她跌跌撞撞地衝出牛棚,沾著牛糞和泥水的手胡亂在衣襟上蹭了蹭。
信封是那種少見的、厚實的牛皮紙,上麵用遒勁的鋼筆字寫著地址和她的名字。
右下角,鮮紅的“黑龍江省安達墾區第十二局”字樣,像一枚小小的印章,帶著遙遠而陌生的權威。

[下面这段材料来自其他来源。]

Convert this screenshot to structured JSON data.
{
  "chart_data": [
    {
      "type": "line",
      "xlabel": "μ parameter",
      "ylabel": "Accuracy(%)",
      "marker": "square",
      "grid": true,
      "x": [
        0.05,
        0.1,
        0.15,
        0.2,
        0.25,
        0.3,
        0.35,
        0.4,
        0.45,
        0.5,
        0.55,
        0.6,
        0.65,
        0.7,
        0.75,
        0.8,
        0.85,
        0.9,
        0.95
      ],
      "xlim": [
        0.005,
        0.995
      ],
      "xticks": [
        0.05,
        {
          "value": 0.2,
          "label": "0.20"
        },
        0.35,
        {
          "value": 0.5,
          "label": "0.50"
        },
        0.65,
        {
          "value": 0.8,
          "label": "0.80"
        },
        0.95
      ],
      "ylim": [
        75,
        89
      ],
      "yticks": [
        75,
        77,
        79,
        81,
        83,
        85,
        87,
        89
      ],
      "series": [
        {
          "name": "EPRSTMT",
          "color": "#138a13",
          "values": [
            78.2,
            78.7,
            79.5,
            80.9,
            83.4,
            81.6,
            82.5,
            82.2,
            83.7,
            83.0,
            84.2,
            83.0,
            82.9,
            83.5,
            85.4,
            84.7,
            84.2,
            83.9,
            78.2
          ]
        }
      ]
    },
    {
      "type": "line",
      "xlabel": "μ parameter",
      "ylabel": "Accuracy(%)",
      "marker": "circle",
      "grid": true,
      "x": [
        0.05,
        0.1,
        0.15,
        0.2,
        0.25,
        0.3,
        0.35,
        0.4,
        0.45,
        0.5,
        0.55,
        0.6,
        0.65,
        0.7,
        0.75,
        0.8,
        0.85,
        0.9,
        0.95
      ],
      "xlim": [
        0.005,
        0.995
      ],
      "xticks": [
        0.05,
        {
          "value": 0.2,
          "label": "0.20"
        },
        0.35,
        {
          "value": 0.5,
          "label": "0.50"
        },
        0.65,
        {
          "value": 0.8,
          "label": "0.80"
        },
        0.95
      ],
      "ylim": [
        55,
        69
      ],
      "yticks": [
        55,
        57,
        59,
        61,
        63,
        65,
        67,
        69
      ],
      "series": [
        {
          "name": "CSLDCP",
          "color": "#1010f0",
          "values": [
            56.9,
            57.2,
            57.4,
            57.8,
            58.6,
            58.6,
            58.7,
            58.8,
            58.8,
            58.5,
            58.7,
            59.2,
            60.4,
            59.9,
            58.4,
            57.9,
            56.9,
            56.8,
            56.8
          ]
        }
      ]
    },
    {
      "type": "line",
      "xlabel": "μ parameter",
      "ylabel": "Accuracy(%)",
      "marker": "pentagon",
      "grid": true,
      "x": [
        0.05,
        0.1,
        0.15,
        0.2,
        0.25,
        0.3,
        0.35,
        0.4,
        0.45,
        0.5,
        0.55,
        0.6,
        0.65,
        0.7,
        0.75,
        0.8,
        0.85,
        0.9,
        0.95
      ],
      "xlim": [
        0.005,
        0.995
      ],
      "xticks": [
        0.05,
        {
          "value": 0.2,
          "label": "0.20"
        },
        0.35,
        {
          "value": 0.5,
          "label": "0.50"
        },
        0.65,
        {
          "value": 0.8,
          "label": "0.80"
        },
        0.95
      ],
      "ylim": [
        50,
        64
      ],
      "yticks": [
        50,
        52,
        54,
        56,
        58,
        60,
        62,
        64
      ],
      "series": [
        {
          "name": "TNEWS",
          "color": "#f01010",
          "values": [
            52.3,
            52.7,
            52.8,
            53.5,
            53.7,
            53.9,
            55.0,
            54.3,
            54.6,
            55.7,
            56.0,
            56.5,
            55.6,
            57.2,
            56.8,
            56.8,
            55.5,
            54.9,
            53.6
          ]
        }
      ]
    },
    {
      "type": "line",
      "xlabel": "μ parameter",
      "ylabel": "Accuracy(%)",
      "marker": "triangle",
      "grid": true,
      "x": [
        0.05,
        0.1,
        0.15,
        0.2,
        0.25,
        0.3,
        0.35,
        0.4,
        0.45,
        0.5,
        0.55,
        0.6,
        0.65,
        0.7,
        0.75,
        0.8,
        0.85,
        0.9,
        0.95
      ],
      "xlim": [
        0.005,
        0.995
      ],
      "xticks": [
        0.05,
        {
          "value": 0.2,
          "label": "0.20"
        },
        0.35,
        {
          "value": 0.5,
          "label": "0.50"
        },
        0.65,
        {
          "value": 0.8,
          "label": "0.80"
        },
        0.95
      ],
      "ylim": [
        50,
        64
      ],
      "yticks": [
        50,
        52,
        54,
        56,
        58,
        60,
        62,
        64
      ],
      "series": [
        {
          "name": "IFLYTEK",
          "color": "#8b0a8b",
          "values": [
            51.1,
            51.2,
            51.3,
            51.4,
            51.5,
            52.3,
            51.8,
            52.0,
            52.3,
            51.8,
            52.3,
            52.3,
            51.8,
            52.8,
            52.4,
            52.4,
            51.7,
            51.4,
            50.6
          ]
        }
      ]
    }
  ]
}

信封鼓鼓囊囊的。虞玉蘭的手指抖得厲害,幾乎拿不住那薄薄的信封。
她深吸了好幾口氣,才哆嗦著撕開封口。
一張大幅的黑白照片首先滑了出來。
照片上,她的女兒姬忠蘭!
不再是記憶中那個穿著碎花小褂、梳著麻花辮的蘇北姑娘。
她穿著厚實的、帶著翻毛領的棉工裝,戴著一頂綴著紅五星的棉帽,英氣勃發地站在一個巨大的、鋼鐵怪獸般的履帶拖拉機前。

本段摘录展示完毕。